Hukuk Genel Kurulu 2013/1285 E. , 2014/531 K.
"İçtihat Metni"MAHKEMESİ : Konya 1. İcra Hukuk Mahkemesi
TARİHİ : 19/04/2012
NUMARASI : 2012/93-2012/382
Taraflar arasındaki “imzaya itiraz” davasından dolayı yapılan yargılama sonunda; Konya 1.İcra Hukuk Mahkemesi"nce davanın kabulü ile takibin iptaline dair verilen 24.03.2011 gün ve E:2009/1504, K:2011/364 sayılı kararın incelenmesi davalı-alacaklı .. Kimya San. Tic. A.Ş. vekili tarafından istenilmesi üzerine, Yargıtay 12.Hukuk Dairesi"nin 12.12.2011 gün ve 2011/10810-28043 sayılı ilamı ile;
(…Sair temyiz itirazları yerinde değil ise de;
Borçlu vekili takip konusu çeklerle ilgili olarak imza itirazında bulunmuş, mahkemece, keşide tarihi itibariyle borçlu şirketin iki imza ile borç altına gireceği, oysa takip konusu çeklerde tek imza olduğu ve 18.7.2009 tarihli çekte ibraz şerhi olmadığı gerekçesiyle takibin iptaline karar verilmiştir.
Çeklerde TTK hükümlerine göre vade bulunmaz.
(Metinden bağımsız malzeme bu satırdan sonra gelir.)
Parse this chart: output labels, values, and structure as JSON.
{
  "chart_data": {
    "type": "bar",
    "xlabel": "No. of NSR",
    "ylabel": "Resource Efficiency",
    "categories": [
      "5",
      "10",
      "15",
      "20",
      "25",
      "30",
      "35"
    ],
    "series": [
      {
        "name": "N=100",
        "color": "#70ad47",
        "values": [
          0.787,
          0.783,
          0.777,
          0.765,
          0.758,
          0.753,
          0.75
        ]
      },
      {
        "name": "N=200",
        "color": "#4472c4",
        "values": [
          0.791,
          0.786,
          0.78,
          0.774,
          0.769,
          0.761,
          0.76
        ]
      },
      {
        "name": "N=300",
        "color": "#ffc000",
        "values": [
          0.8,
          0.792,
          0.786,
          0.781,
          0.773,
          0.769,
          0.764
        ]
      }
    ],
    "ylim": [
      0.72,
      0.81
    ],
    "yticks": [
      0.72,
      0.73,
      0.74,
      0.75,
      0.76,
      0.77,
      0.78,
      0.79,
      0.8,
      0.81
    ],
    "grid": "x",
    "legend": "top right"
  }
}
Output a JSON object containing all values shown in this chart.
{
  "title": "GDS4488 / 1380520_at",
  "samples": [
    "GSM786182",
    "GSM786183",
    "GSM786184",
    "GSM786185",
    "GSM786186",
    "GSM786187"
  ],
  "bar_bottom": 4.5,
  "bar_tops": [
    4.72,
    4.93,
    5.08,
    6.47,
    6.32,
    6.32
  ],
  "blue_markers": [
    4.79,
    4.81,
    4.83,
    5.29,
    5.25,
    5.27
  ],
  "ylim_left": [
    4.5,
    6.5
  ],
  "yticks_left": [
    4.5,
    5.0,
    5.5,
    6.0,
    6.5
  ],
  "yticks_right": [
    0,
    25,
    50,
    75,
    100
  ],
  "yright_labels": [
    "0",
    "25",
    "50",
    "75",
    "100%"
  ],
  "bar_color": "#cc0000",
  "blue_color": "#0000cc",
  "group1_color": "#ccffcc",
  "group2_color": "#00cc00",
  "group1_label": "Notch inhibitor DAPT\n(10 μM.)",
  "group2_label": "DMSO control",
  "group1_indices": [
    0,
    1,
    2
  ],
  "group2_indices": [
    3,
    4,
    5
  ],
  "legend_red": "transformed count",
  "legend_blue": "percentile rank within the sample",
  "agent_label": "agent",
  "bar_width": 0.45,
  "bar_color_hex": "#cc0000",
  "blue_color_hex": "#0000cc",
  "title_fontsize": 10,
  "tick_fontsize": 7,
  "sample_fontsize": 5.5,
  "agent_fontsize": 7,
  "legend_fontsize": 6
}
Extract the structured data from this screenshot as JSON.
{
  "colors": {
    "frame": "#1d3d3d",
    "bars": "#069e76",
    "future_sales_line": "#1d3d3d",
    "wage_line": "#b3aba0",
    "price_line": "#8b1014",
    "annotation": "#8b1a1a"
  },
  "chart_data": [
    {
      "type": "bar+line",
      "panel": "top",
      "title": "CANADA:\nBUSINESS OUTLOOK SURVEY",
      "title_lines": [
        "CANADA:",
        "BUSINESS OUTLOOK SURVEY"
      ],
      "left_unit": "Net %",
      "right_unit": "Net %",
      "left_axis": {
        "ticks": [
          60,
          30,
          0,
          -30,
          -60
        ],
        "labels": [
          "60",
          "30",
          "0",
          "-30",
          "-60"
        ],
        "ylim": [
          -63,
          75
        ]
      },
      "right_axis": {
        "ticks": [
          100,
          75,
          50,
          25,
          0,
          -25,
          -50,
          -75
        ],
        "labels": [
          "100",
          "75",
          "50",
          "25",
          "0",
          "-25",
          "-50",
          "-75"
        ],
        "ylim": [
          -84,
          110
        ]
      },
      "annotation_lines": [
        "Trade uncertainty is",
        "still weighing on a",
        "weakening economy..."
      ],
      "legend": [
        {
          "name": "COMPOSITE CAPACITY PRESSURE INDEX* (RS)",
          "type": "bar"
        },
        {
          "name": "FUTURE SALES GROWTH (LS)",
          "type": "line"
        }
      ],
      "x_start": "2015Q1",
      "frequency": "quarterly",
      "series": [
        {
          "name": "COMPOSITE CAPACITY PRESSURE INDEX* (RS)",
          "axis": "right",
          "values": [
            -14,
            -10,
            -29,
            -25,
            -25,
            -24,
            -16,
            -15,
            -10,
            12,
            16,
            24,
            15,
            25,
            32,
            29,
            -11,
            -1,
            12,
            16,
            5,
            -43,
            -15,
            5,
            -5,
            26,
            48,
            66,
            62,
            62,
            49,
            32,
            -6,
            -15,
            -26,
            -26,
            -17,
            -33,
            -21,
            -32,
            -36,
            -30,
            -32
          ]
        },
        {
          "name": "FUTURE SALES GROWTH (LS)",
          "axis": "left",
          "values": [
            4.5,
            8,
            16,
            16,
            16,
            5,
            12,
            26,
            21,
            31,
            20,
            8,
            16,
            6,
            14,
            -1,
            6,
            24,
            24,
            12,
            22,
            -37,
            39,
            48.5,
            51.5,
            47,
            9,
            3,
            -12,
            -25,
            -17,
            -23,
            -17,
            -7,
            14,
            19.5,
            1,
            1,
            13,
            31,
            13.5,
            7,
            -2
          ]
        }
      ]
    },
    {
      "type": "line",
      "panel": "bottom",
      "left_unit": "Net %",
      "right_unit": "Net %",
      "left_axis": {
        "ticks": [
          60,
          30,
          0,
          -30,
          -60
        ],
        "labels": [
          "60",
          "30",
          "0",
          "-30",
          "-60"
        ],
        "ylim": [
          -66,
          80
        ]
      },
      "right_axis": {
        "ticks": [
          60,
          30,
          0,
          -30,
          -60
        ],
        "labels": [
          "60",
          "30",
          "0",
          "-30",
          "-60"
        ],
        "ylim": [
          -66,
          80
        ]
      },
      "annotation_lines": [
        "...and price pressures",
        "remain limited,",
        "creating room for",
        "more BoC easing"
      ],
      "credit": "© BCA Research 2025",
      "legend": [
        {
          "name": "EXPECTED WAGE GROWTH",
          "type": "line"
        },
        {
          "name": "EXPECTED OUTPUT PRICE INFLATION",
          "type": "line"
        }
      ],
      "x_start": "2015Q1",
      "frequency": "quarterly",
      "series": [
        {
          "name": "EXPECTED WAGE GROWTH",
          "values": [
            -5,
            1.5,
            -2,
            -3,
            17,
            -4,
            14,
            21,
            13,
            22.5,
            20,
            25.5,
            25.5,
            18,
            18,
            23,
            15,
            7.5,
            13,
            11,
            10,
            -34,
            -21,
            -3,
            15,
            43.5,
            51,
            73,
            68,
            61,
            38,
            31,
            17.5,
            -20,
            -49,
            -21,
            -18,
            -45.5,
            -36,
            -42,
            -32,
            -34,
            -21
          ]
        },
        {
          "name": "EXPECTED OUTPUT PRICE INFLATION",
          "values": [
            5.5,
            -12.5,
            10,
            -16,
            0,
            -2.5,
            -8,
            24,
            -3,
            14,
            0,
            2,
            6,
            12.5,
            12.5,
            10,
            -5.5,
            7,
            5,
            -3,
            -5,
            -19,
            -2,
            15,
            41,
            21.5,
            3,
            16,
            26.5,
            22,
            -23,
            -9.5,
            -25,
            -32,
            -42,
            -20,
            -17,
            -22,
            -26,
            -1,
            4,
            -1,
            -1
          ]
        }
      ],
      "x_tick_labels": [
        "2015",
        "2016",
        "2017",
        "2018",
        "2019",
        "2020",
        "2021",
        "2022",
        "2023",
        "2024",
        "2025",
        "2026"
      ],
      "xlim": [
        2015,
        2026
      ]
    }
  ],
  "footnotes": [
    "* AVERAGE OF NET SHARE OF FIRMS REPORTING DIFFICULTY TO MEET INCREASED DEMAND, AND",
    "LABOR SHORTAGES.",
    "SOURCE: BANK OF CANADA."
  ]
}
Çek, görüldüğünde ödenir.Ne var ki Dairemiz içtihatlarında da benimsendiği üzere ileri tarihli çek düzenlenmesi mümkündür. (12.H.D. 2002/10509 Esas,12034 Karar). Nitekim 14.12.2009 tarih ve 5941 sayılı Çek Yasasının geçici 1/5 ve 3/8 maddeleri de bu doğrultuda düzenleme içermektedirler.
Somut olayda, alacaklı vekili, takip konusu çeklerin ileri tarihli olarak düzenlendiğini ve keşide tarihi itibariyle borçlu şirket yetkililerinin münferit imza ile borçlu şirket adına çek düzenleme yetkilerinin bulunduğunu ileri sürmüştür.
Takip dayanağı çeklerle ilgili olarak düzenlenen 23.10.2008 tarihli tahsilat makbuzunda, takip konusu tüm çeklere atıf yapıldığı ve anılan makbuzun 23.10.2008 tarihinde borçlu tarafından alacaklı .. Kimya A.Ş.’ye teslim edildiği görülmektedir. Dolayısıyla dayanak çeklerin 23.10.2008 tarihinde düzenlendiği anlaşılmaktadır. Mahkemece, yargılama aşamasında anılan belgedeki imzaların inkar edilmediği gözetilerek, 23.10.2008 tarihinde borçlu şirket yetkililerinin münferiden imza atmaya yetkili oldukları 16.10.2008 tarihli "görev taksim kararı"ndan anlaşıldığından, takip konusu çeklerdeki imzaların, (bankaya ibraz edilmediği saptanan 18.7.2009 tarihli çek dışındaki) bu tarihteki yetkililere ait olup olmadıklarının araştırılarak sonucuna göre bir karar verilmesi gerekirken, yazılı şekilde eksik inceleme ile sonuca gidilmesi isabetsizdir...)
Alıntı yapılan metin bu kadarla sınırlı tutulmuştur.